Last week, we sat down for a late lunch with CNBC’s Dennis Kneale.We met the Power Lunch host at a small cafe around the block from our offices and expected polite, bland exchanges about politics, careers, and Wall Street.
Boy were we surprised!
Dennis is a bit of a rarity among the anchors at CNBC, where a cautious, middle-of-the-road pose is the norm. Dennis is loud and unafraid to voice his views and opinions on the world.
Dennis thinks Obama is anti-business, that Congress doesn’t have a clue about financial reform, and that capitalism is being single-handedly destroyed before our very eyes.
Dennis is also well-spoken, full of humour, and dead set on getting the media to stop bashing Wall Street.
But Dennis may now be in danger of losing his opinionated platform.
In early June, CNBC plans to slice the daily two-hour format of “Power Lunch” in half, airing it just an hour a day to make room for a new half-hour show anchored by David Faber and a half-hour “Fast Money Halftime Report.”
It isn’t clear whether all four anchors of “Power Lunch” will hold on to their spots in the one-hour remake. Kneale himself admits he doesn’t know: “They haven’t told us,” he says of CNBC brass.
This just as Dennis’s contract is due to run out at CNBC. After a 25-year career at The Wall Street Journal and Forbes Magazine, he joined CNBC in October of 2007. Given that the average contract in television is three years, that means his contract is likely coming up for renewal this fall. So far, CNBC hasn’t told him whether it will keep him around. “All my life I’ve worked at basically three places. I’m not sure what I’ll do,” he says.
Kneale’s story of his time at CNBC is interwoven with interesting tales. He got a shot at his own show in late April of last year. CNBC asked him to solo anchor, for one week, the 8:00 PM show “CNBC Reports.” He invented his own catch-phrase – “I’m sellin’ the hope!” — and picked a nasty fight with bloggers. He also tangled with market doomsayers and recited his mantra: “We’re gonna be OK.”
But CNBC canceled the show in mid-September 2009, filling the time slot with documentary retreads on everything from “California Chronic” to “Billionaire Biographies.” Kneale still seems stung by the move. “I’m not sure they ever watched my show” before killing it, he says. “I just hope it’s not my only shot.”
And while Kneale worries about the future, he has the utmost respect for his colleagues like Larry Kudlow, Rick Santelli, and Jon Najarian.

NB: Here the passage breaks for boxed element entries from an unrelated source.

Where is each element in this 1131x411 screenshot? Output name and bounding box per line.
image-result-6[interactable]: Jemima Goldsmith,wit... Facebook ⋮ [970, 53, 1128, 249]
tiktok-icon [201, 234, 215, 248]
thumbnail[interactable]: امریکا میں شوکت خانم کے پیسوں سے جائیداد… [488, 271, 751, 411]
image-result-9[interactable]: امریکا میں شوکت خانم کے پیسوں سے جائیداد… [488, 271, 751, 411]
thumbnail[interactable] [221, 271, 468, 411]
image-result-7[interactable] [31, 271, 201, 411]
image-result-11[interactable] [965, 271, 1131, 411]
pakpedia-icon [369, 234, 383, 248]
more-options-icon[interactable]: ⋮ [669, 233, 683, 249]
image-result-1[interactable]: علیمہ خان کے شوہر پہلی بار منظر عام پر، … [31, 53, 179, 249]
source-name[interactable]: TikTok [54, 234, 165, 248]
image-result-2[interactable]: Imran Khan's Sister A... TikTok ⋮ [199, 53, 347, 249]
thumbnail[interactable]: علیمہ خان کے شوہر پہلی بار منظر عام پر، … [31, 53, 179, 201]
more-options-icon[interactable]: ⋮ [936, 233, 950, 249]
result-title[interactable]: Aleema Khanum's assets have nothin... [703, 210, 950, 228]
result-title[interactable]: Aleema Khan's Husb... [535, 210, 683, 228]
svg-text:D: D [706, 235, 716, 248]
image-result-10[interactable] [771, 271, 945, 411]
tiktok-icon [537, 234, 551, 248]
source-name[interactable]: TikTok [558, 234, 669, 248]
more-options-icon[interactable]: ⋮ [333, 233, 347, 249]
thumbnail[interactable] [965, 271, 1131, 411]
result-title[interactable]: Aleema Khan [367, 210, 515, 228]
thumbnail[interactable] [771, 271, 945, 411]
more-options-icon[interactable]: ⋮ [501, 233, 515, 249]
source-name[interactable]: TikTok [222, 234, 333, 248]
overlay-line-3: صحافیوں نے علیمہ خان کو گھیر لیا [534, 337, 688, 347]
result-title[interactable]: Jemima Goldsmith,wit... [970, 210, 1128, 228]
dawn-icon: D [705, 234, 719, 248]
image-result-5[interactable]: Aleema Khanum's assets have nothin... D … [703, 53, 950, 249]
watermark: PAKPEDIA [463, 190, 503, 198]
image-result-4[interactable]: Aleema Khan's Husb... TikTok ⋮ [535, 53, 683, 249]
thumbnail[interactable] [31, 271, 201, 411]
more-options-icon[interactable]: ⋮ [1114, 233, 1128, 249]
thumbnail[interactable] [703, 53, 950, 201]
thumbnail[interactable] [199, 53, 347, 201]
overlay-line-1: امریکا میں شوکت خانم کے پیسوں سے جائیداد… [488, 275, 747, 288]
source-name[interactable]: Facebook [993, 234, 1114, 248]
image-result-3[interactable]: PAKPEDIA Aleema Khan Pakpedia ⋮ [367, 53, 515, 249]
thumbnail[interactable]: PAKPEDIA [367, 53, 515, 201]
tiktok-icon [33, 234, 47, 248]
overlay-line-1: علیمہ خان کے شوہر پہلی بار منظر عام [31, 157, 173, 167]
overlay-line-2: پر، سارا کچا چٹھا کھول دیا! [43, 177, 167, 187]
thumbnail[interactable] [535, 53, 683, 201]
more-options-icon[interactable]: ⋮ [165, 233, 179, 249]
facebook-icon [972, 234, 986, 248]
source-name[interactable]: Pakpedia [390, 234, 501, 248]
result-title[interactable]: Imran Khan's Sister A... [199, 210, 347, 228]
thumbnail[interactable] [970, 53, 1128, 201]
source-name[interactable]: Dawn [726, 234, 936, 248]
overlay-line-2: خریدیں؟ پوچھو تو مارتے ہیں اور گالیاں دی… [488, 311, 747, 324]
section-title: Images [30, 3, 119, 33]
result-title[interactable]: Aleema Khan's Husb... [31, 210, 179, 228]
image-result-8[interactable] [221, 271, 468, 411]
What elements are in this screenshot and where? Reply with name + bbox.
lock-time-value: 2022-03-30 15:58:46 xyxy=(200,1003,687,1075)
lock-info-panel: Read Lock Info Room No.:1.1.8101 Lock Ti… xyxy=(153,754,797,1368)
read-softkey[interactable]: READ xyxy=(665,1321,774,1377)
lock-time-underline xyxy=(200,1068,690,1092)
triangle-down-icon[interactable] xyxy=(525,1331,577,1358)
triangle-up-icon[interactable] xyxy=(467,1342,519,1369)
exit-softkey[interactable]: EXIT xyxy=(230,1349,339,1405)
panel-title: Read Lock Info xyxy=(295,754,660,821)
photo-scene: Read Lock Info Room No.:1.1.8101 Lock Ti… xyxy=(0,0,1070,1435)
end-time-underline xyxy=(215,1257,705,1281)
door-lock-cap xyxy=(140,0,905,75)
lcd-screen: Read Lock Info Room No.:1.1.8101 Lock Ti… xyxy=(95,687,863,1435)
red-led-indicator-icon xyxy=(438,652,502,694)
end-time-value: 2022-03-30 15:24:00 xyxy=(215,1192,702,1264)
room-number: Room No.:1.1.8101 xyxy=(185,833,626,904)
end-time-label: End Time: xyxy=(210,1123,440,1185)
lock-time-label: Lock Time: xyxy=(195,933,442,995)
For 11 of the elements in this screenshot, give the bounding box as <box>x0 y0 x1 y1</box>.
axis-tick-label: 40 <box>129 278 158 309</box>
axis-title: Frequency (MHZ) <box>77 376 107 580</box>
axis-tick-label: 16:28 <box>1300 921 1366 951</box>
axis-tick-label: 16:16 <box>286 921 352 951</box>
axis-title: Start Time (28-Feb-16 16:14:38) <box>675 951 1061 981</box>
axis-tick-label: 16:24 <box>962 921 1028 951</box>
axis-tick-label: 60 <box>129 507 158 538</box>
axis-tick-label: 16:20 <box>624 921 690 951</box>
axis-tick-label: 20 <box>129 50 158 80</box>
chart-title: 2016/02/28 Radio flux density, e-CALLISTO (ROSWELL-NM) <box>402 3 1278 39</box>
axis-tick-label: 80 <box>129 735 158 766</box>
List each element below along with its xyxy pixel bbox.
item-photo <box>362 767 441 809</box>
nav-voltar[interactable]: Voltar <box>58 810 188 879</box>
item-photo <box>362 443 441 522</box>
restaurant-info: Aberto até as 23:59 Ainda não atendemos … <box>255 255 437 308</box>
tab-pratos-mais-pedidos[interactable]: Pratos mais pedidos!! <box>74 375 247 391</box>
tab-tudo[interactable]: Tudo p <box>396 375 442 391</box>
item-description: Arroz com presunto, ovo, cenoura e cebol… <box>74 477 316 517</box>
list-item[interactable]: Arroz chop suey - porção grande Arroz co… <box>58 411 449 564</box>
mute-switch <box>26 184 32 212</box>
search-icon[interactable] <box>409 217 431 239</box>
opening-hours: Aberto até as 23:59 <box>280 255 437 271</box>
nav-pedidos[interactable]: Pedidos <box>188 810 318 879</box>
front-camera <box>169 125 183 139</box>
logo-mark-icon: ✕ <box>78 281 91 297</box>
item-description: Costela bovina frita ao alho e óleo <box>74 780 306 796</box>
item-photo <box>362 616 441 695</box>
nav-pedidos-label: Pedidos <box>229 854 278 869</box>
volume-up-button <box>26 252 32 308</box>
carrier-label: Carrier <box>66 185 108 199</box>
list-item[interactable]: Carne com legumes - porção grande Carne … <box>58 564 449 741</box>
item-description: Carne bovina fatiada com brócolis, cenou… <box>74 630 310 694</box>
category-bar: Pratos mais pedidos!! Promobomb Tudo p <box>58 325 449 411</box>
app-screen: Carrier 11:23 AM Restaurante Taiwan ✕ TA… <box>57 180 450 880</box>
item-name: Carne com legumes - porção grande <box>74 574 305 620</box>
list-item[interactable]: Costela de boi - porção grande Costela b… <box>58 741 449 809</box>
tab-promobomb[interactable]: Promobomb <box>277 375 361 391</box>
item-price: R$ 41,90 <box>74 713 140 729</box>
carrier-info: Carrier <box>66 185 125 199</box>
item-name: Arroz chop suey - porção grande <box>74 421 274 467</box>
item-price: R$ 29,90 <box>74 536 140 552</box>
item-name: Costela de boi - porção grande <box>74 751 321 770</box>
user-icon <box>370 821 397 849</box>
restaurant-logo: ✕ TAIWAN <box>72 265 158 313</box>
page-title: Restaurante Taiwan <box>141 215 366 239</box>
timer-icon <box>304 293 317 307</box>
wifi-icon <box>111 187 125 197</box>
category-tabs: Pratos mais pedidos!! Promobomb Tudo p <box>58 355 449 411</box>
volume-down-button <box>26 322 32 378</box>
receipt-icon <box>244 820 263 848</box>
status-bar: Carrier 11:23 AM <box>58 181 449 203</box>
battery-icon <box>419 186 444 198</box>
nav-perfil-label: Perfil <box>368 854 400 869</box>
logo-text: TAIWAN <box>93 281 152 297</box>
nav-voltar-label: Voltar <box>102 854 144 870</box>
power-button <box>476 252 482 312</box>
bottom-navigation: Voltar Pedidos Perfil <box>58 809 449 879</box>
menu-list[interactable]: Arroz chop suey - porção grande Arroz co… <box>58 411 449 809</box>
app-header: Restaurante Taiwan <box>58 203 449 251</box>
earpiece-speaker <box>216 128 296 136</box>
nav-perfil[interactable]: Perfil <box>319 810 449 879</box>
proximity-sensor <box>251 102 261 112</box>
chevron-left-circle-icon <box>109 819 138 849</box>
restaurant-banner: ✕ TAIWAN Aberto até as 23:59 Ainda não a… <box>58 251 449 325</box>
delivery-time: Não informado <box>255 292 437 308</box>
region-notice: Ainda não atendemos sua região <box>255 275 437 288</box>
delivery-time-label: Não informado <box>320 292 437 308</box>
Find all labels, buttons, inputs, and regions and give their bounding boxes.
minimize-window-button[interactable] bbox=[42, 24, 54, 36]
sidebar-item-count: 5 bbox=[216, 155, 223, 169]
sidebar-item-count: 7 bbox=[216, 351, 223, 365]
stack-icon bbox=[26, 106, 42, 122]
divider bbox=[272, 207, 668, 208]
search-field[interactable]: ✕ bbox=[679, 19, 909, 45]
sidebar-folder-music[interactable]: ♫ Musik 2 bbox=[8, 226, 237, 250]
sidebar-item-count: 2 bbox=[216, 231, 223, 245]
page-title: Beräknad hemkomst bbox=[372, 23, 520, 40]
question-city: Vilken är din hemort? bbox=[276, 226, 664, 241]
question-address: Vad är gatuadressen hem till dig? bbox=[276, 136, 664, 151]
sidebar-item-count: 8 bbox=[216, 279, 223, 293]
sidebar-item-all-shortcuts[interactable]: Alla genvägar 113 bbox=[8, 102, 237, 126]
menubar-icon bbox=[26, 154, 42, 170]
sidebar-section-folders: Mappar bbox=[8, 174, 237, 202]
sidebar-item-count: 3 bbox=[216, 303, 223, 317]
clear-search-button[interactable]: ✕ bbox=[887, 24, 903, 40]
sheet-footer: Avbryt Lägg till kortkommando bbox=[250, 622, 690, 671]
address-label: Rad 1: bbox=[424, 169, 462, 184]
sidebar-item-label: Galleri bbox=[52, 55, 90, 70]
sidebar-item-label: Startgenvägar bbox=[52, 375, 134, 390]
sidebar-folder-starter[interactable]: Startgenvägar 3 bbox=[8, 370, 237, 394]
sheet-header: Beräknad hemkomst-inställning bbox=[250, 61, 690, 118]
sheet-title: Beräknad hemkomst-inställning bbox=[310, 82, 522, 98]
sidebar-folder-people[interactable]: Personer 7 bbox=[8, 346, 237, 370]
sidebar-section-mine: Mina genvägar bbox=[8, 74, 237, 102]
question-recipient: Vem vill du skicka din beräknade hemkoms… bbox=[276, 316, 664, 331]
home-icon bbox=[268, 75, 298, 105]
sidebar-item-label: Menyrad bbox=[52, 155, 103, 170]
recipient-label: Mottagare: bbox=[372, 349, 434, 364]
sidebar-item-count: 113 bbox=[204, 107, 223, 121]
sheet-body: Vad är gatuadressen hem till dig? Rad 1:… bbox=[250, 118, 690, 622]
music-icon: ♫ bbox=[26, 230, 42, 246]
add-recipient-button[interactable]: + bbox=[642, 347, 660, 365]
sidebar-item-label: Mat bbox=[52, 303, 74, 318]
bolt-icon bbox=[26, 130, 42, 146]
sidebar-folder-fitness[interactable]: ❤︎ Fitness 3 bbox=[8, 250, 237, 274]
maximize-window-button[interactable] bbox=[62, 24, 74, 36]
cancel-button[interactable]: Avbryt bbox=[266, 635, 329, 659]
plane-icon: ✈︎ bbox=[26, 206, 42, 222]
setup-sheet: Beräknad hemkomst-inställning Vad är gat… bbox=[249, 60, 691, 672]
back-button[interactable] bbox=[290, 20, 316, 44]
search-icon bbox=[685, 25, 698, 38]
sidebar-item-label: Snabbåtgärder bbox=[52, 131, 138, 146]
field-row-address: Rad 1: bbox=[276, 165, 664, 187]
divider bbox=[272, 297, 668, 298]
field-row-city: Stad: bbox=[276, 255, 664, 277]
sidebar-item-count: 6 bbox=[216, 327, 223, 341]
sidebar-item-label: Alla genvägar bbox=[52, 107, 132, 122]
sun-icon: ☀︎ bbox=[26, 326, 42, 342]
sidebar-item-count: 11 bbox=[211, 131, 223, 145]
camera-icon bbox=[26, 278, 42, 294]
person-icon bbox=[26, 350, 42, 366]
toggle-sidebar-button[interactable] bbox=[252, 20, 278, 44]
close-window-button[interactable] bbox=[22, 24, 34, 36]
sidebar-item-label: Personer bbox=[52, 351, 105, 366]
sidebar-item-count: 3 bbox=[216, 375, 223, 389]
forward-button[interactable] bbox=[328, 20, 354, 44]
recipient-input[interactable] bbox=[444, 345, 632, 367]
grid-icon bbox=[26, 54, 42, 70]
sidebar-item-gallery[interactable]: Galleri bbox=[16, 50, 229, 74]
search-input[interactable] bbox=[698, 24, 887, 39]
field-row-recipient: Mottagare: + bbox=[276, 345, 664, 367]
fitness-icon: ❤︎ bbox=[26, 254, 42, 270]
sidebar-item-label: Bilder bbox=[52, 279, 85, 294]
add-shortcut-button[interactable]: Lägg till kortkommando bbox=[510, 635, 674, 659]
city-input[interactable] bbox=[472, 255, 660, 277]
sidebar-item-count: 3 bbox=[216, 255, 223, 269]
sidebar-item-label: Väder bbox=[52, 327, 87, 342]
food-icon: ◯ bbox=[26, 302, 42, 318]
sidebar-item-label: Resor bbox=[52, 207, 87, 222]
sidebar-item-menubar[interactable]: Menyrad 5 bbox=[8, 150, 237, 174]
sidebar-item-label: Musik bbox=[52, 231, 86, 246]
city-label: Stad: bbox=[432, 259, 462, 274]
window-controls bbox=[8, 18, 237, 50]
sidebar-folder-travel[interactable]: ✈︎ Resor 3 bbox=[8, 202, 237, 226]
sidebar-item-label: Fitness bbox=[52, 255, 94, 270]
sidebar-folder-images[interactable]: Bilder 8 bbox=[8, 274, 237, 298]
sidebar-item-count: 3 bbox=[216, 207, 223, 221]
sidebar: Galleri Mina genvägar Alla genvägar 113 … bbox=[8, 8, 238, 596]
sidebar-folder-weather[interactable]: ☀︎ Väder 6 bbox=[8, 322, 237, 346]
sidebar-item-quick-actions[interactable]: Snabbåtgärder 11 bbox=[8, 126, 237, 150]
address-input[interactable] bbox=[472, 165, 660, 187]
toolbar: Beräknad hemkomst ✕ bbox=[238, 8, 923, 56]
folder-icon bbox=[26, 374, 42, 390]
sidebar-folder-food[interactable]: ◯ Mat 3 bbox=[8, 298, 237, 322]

But the person at CNBC Dennis respects most is Jim Cramer. This may surprise you but Kneale offers an explanation: “Jim is an encyclopedia of stocks. The guy is a genius.” While Cramer may be wrong at times when his opinion really counts (Bear Stearns, anyone?), he’s also right a lot of the time and deserves more credit than he gets.
Besides, it’s not always about being right. Sometimes, for Kneale, it’s more about “selling the hope” as he puts it. “When Peter Schiff was saying the Dow was going to 4000, I thought ‘Are you out of your mind?'” The clash went viral on the Internet with the headlines saying things like “Schiff OWNS Dennis Kneale.”
But after the incident last summer, the Dow went upward by another 40% or so. “Someday, I’d like credit for being right on that one,” Kneale says, although he allows that he himself was way too optimistic as the Dow dove down from the 14,000 level in late ’07.
And have you ever thought that CNBC’s guests (and sometimes hosts) had their own agenda? Well guess what: you were right!
Everyone has a stock to pump or something to promote and they do it blatantly and they do it well. Look at PIMCO for instance, who in recent weeks has been appearing on CNBC non-stop. They scream and shout about the upcoming turmoil in equity markets and make it sound like the world is going to collapse. “Know why?” says Kneale. PIMCO sells a ton of bonds. And it is bonds that people buy in times where the stock market is too volatile.
So while Dennis Kneale’s future hangs in limbo, he is trying to remain optimistic. While uncertain of what lies ahead, he hopes he’ll find someone who will recognise his talents and bring him on for work.
Oh, and after hearing a rumour that Kneale lost a game of Liar’s Poker with his 9-year-old daughter, we asked him what was up with that. He laughs and tells us that indeed, he did lose. “She called my bluff. What can I say?”